Le Hobbit - La Bataille des Cinq Armées par MaximeMichaut
Dès l'ouverture se dessine l'ombre majeure de la trilogie du Hobbit : le souffle éreinté du découpage de chaque épisode, vouté sous le poids de la générosité dévorante de Peter Jackson. La première moitié de La Bataille des Cinq Armées pâtit alors d'étranges enchaînements, calme sinueux avant la tempête de la guerre, entamée par une scène d'ouverture enflammée dont le sort de sa figure dominante nous amène à penser qu'elle n'a rien à faire là : son arc narratif et émotionnel appartient à La Désolation de Smaug.
Passée cette seule ombre au tableau, fugace, la générosité du réalisateur transmet surtout la jouissance enragée d'un grand spectacle épique et décompléxé.
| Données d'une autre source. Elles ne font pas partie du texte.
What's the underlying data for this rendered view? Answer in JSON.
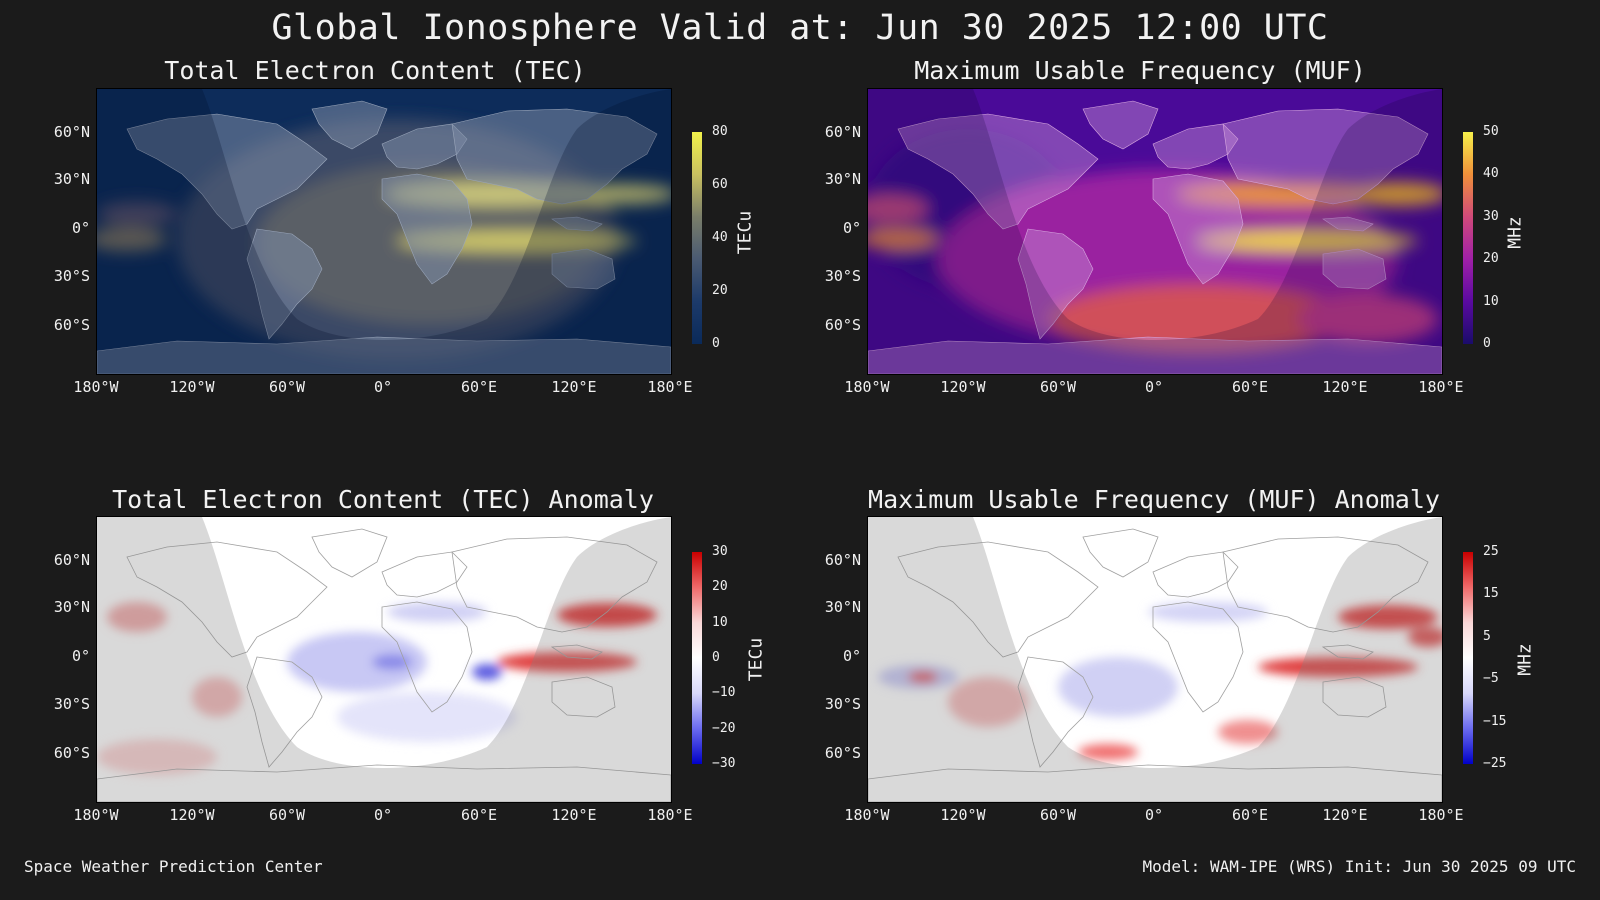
{
  "title": "Global Ionosphere Valid at: Jun 30 2025 12:00 UTC",
  "footer": {
    "left": "Space Weather Prediction Center",
    "right": "Model: WAM-IPE (WRS) Init: Jun 30 2025 09 UTC"
  },
  "axes": {
    "lat_labels": [
      "60°N",
      "30°N",
      "0°",
      "30°S",
      "60°S"
    ],
    "lon_labels": [
      "180°W",
      "120°W",
      "60°W",
      "0°",
      "60°E",
      "120°E",
      "180°E"
    ]
  },
  "panels": {
    "tec": {
      "title": "Total Electron Content (TEC)",
      "unit": "TECu",
      "colorbar_ticks": [
        "80",
        "60",
        "40",
        "20",
        "0"
      ],
      "colors": [
        "#0a2a5a",
        "#1c3a6a",
        "#4a5a72",
        "#7a7e6a",
        "#c8c060",
        "#f2f24a"
      ]
    },
    "muf": {
      "title": "Maximum Usable Frequency (MUF)",
      "unit": "MHz",
      "colorbar_ticks": [
        "50",
        "40",
        "30",
        "20",
        "10",
        "0"
      ],
      "colors": [
        "#1a0c6a",
        "#5a0aa0",
        "#a020a8",
        "#d04a7a",
        "#f0903a",
        "#f6f04a"
      ]
    },
    "tec_anomaly": {
      "title": "Total Electron Content (TEC) Anomaly",
      "unit": "TECu",
      "colorbar_ticks": [
        "30",
        "20",
        "10",
        "0",
        "−10",
        "−20",
        "−30"
      ],
      "colors": [
        "#0000c8",
        "#6a6af0",
        "#d8d8fa",
        "#ffffff",
        "#fad8d8",
        "#f06a6a",
        "#c80000"
      ]
    },
    "muf_anomaly": {
      "title": "Maximum Usable Frequency (MUF) Anomaly",
      "unit": "MHz",
      "colorbar_ticks": [
        "25",
        "15",
        "5",
        "−5",
        "−15",
        "−25"
      ],
      "colors": [
        "#0000c8",
        "#6a6af0",
        "#d8d8fa",
        "#ffffff",
        "#fad8d8",
        "#f06a6a",
        "#c80000"
      ]
    }
  }
}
Les moments de bravoure se multiplient, les tragédies bouleversantes côtoyant des coups de folie grand-guignolesques, chorégraphie héroïque au rythme effréné qui ne laisse jamais dans sa poche la dramaturgie et la rêverie plastique. Même si le conte qu'il est nous réserve quelques notes d'humour bienvenue, c'est surtout sa condition de voyage tragique qui nous happe : la brume de la guerre, menée par de stupides cupidités, menacent l'aura des protagonistes que l'on connaît depuis deux films, menant une heure battant dans l'immensité du champ de bataille un ballet de parjures et de sacrifices. Épopée déchaînée et furibarde n'attendant que les annexes de son montage complet pour briller, La Bataille des Cinq Armées est une explosion d'émotions, une galerie d'inventions homériques, délice candide et poétique poussant la foi de son cinéaste devant la machine à billets qu'il déclenche. L'épilogue, réinvocation évidente, ouvre l'ultime stigmate d'une mémorable odyssée de treize ans, nous rappelant oh combien il est difficile de laisser la Terre du Milieu derrière soi.